Je voudrai sincèrement saluer l’action du public car notre cinéma est ce qu’il est. En tant que technicien, je suis souvent gêné de voir certains films parce que techniquement, ils sont mal faits. A l’inverse, quand je vois l’engouement avec lequel les cinéphiles se bousculent pour voir les films, je me dis qu’ils méritent d’être encouragés. Dès lors qu’il s’agit d’un film burkinabé, le public est là et ça fait chaud au cœur. C’est pourquoi, nous avons le devoir d’élever le niveau qualitatif de nos films pour toujours mériter la confiance du public.

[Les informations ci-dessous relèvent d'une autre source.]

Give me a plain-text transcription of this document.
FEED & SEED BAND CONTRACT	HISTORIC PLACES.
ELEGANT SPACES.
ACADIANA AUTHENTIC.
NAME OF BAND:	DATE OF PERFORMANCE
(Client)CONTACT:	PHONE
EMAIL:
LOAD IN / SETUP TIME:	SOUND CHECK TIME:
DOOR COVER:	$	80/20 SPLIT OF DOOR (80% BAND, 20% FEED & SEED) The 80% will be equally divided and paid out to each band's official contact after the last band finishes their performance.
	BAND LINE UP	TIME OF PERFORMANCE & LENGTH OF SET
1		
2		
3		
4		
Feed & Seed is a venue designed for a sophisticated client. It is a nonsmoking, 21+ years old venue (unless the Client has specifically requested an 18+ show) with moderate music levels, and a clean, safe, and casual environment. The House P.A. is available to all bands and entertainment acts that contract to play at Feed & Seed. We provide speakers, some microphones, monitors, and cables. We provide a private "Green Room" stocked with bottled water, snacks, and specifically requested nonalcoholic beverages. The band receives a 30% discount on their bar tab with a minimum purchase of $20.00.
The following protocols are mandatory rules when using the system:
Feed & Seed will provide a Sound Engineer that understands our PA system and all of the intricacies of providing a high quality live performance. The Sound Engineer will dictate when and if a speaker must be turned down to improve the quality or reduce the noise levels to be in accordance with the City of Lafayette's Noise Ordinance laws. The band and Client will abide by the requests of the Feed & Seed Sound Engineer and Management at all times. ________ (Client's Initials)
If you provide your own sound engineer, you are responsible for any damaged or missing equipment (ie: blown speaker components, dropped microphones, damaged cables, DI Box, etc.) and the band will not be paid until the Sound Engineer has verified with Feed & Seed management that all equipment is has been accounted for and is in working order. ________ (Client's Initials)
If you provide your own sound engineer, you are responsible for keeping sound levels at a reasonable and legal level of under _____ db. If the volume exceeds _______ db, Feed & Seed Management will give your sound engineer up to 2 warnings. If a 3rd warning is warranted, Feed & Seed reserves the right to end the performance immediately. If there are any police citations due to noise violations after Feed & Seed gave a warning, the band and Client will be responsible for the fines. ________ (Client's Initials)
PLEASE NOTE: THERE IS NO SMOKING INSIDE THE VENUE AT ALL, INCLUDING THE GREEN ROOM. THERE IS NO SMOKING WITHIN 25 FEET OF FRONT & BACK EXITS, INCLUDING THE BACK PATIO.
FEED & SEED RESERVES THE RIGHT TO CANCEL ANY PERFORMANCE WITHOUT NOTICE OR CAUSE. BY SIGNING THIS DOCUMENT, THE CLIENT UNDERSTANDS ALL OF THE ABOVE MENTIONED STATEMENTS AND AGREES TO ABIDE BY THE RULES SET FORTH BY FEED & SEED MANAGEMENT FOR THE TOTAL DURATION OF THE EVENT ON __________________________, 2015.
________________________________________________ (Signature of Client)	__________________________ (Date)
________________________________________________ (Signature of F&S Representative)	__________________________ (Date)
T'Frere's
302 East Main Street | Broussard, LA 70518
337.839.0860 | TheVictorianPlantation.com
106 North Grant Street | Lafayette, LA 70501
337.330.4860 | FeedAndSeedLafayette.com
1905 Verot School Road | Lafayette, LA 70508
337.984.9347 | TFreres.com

Pour ce qui est des responsables du cinéma, je dirai que tous nos regards sont tournés vers eux. Ils sont comme des pères de famille et à ce titre, ils font ce qu’ils peuvent pour le cinéma. Ils viennent justement d’acquérir du matériel de haute définition qu’ils ont mis à la disposition des cinéastes. Je crois que jusque-là, ça va; mais ils peuvent encore mieux faire parce que les subventions annuelles pour les films sont encore très peu malgré les 50 millions de francs dont bénéficient les cinéastes burkinabé.